Cuando oyó que se abría la puerta de su despacho supuso que el último paciente ya se marchaba, así que salió de la salita de espera y miró hacia el corredor, donde su hermana despedía a una señora robusta que cargaba con una bolsa del supermercado, de la que sobresalían varias radiografías.
En cuanto sus ojos se encontraron, Ashley resopló y le hizo un movimiento con la mano para que la siguiera al interior de la consulta. Una vez allí, se despojó rápidamente de la bata blanca y del estetoscopio que colgaba de su cuello. A continuación, metió las manos en una bolsa de tela que había dejado sobre una estantería y sacó un vestido negro y unos zapatos de tacón.
—¿Adónde vas?
—A otra cita sorpresa a la que no me apetece acudir —contestó con desgana—. Pero no te preocupes, te escucho mientras me visto y me maquillo un poco, todavía tengo tiempo.
—¿Casey ha vuelto a meterte en otro lío?
Casey era la amiga íntima de Ashley y principal responsable de que su hermana tuviera citas a ciegas que casi siempre resultaban ser un desastre. Aunque lo que contaba era la intención.
—Un primo suyo que vive en Vancouver ha venido a Baltimore para visitar a la familia, y a ella se le ha ocurrido la genial idea de preparar un encuentro sin contar, cómo no, con mi opinión. Me lo ha vendido como el hombre perfecto, pero estoy segura de que será igual de aburrido que todos los demás —le explicó, al tiempo que lanzaba los zuecos lejos y se quitaba la blusa.

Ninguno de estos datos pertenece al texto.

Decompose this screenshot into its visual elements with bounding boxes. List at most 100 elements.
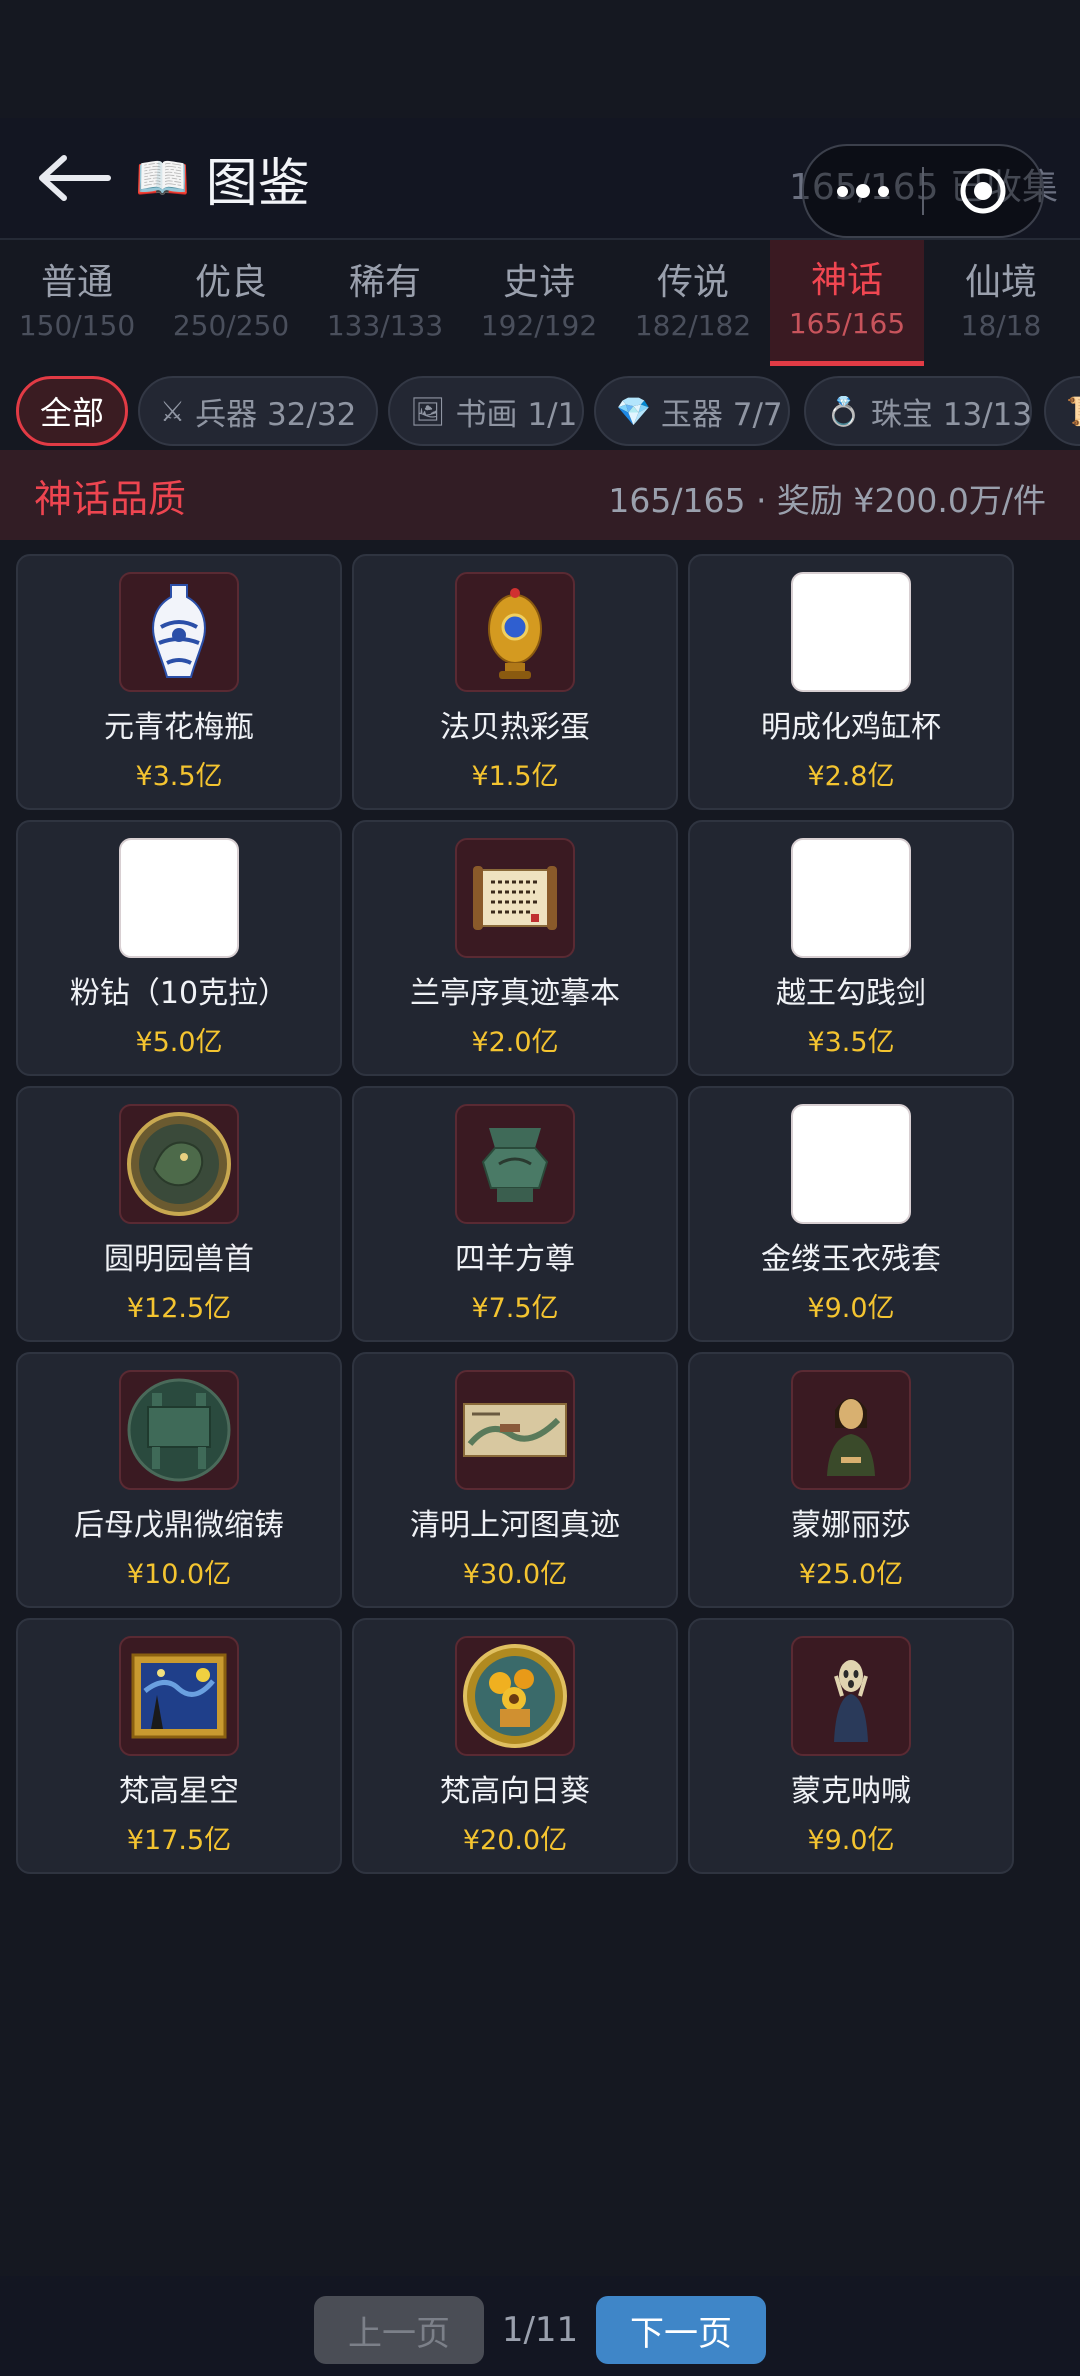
tab-label: 普通 xyxy=(40,262,113,303)
item-price: ¥25.0亿 xyxy=(798,1559,904,1590)
quality-header: 神话品质 165/165 · 奖励 ¥200.0万/件 xyxy=(0,450,1080,540)
quality-stats: 165/165 · 奖励 ¥200.0万/件 xyxy=(608,481,1046,520)
item-name: 粉钻（10克拉） xyxy=(69,976,289,1011)
item-price: ¥9.0亿 xyxy=(807,1293,895,1324)
swords-icon: ⚔ xyxy=(160,394,186,428)
filter-all[interactable]: 全部 xyxy=(16,376,128,446)
item-name: 清明上河图真迹 xyxy=(410,1508,620,1543)
item-card[interactable]: 越王勾践剑 ¥3.5亿 xyxy=(688,820,1014,1076)
tab-count: 192/192 xyxy=(480,309,598,342)
item-thumbnail xyxy=(791,1636,911,1756)
more-dot-icon xyxy=(878,185,889,197)
tab-tier-epic[interactable]: 史诗 192/192 xyxy=(462,240,616,366)
item-price: ¥3.5亿 xyxy=(807,1027,895,1058)
filter-label: 珠宝 13/13 xyxy=(870,396,1033,433)
item-card[interactable]: 蒙娜丽莎 ¥25.0亿 xyxy=(688,1352,1014,1608)
item-name: 圆明园兽首 xyxy=(104,1242,254,1277)
filter-jade[interactable]: 💎 玉器 7/7 xyxy=(594,376,790,446)
gem-icon: 💎 xyxy=(616,394,651,428)
item-thumbnail xyxy=(119,1636,239,1756)
close-miniprogram-button[interactable] xyxy=(924,146,1042,236)
tab-tier-rare[interactable]: 稀有 133/133 xyxy=(308,240,462,366)
item-name: 金缕玉衣残套 xyxy=(761,1242,941,1277)
calligraphy-scroll-icon xyxy=(473,866,557,930)
tab-tier-fairyland[interactable]: 仙境 18/18 xyxy=(924,240,1078,366)
item-price: ¥2.8亿 xyxy=(807,761,895,792)
tab-count: 165/165 xyxy=(788,306,906,340)
scroll-icon: 📜 xyxy=(1066,395,1080,428)
filter-weapons[interactable]: ⚔ 兵器 32/32 xyxy=(138,376,378,446)
item-name: 法贝热彩蛋 xyxy=(440,710,590,745)
item-card[interactable]: 元青花梅瓶 ¥3.5亿 xyxy=(16,554,342,810)
item-name: 梵高星空 xyxy=(119,1774,239,1809)
item-thumbnail xyxy=(455,572,575,692)
item-card[interactable]: 圆明园兽首 ¥12.5亿 xyxy=(16,1086,342,1342)
ring-icon: 💍 xyxy=(826,394,861,428)
mona-lisa-icon xyxy=(827,1398,875,1476)
tab-label: 仙境 xyxy=(964,262,1037,303)
filter-jewelry[interactable]: 💍 珠宝 13/13 xyxy=(804,376,1032,446)
item-price: ¥9.0亿 xyxy=(807,1825,895,1856)
item-thumbnail xyxy=(119,1104,239,1224)
bronze-beast-head-icon xyxy=(127,1112,231,1216)
tab-label: 史诗 xyxy=(502,262,575,303)
item-price: ¥5.0亿 xyxy=(135,1027,223,1058)
filter-scrolls[interactable]: 📜 xyxy=(1044,376,1080,446)
item-card[interactable]: 法贝热彩蛋 ¥1.5亿 xyxy=(352,554,678,810)
tab-tier-legend[interactable]: 传说 182/182 xyxy=(616,240,770,366)
tab-count: 182/182 xyxy=(634,309,752,342)
item-card[interactable]: 兰亭序真迹摹本 ¥2.0亿 xyxy=(352,820,678,1076)
tab-label: 优良 xyxy=(194,262,267,303)
item-name: 兰亭序真迹摹本 xyxy=(410,976,620,1011)
item-card[interactable]: 金缕玉衣残套 ¥9.0亿 xyxy=(688,1086,1014,1342)
item-name: 蒙娜丽莎 xyxy=(791,1508,911,1543)
item-thumbnail xyxy=(455,1104,575,1224)
item-price: ¥1.5亿 xyxy=(471,761,559,792)
item-thumbnail xyxy=(791,1104,911,1224)
the-scream-icon xyxy=(834,1660,868,1742)
item-name: 蒙克呐喊 xyxy=(791,1774,911,1809)
item-price: ¥30.0亿 xyxy=(462,1559,568,1590)
more-menu-button[interactable] xyxy=(804,146,922,236)
filter-paintings[interactable]: 🖼 书画 1/1 xyxy=(388,376,584,446)
item-price: ¥2.0亿 xyxy=(471,1027,559,1058)
tab-count: 150/150 xyxy=(18,309,136,342)
tab-label: 神话 xyxy=(810,259,883,301)
item-thumbnail xyxy=(791,838,911,958)
item-card[interactable]: 四羊方尊 ¥7.5亿 xyxy=(352,1086,678,1342)
tab-label: 传说 xyxy=(656,262,729,303)
tab-count: 133/133 xyxy=(326,309,444,342)
item-price: ¥3.5亿 xyxy=(135,761,223,792)
tab-tier-common[interactable]: 普通 150/150 xyxy=(0,240,154,366)
item-name: 梵高向日葵 xyxy=(440,1774,590,1809)
tab-tier-myth[interactable]: 神话 165/165 xyxy=(770,240,924,366)
item-thumbnail xyxy=(455,1636,575,1756)
quality-title: 神话品质 xyxy=(34,477,187,521)
target-close-icon xyxy=(960,168,1006,214)
item-price: ¥12.5亿 xyxy=(126,1293,232,1324)
starry-night-icon xyxy=(131,1653,227,1739)
item-card[interactable]: 粉钻（10克拉） ¥5.0亿 xyxy=(16,820,342,1076)
item-price: ¥17.5亿 xyxy=(126,1825,232,1856)
tab-tier-good[interactable]: 优良 250/250 xyxy=(154,240,308,366)
item-card[interactable]: 梵高星空 ¥17.5亿 xyxy=(16,1618,342,1874)
next-page-button[interactable]: 下一页 xyxy=(596,2296,766,2364)
item-name: 元青花梅瓶 xyxy=(104,710,254,745)
more-dot-icon xyxy=(856,184,870,198)
mini-program-capsule xyxy=(802,144,1044,238)
item-name: 后母戊鼎微缩铸 xyxy=(74,1508,284,1543)
item-thumbnail xyxy=(119,838,239,958)
book-icon: 📖 xyxy=(135,153,190,204)
item-card[interactable]: 清明上河图真迹 ¥30.0亿 xyxy=(352,1352,678,1608)
back-button[interactable] xyxy=(34,150,114,206)
item-name: 越王勾践剑 xyxy=(776,976,926,1011)
item-thumbnail xyxy=(455,838,575,958)
item-card[interactable]: 明成化鸡缸杯 ¥2.8亿 xyxy=(688,554,1014,810)
prev-page-button[interactable]: 上一页 xyxy=(314,2296,484,2364)
item-card[interactable]: 梵高向日葵 ¥20.0亿 xyxy=(352,1618,678,1874)
item-price: ¥7.5亿 xyxy=(471,1293,559,1324)
item-card[interactable]: 后母戊鼎微缩铸 ¥10.0亿 xyxy=(16,1352,342,1608)
item-card[interactable]: 蒙克呐喊 ¥9.0亿 xyxy=(688,1618,1014,1874)
back-arrow-icon xyxy=(39,155,111,201)
item-name: 明成化鸡缸杯 xyxy=(761,710,941,745)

Cinco años atrás, Ashley recibió un golpe durísimo cuando su esposo, del que estaba profundamente enamorada, falleció en un accidente de tráfico. Desde entonces, no había hecho otra cosa más que trabajar y encerrarse en casa. Por fortuna, y aunque durante todo ese tiempo se había negado en redondo, Ashley ya no rechazaba las encerronas que le tendía Casey. Esa era una buena señal, significaba que estaba abandonando su ostracismo para volver a saborear la vida. De alguna manera, implicaba que volvía a estar receptiva al amor.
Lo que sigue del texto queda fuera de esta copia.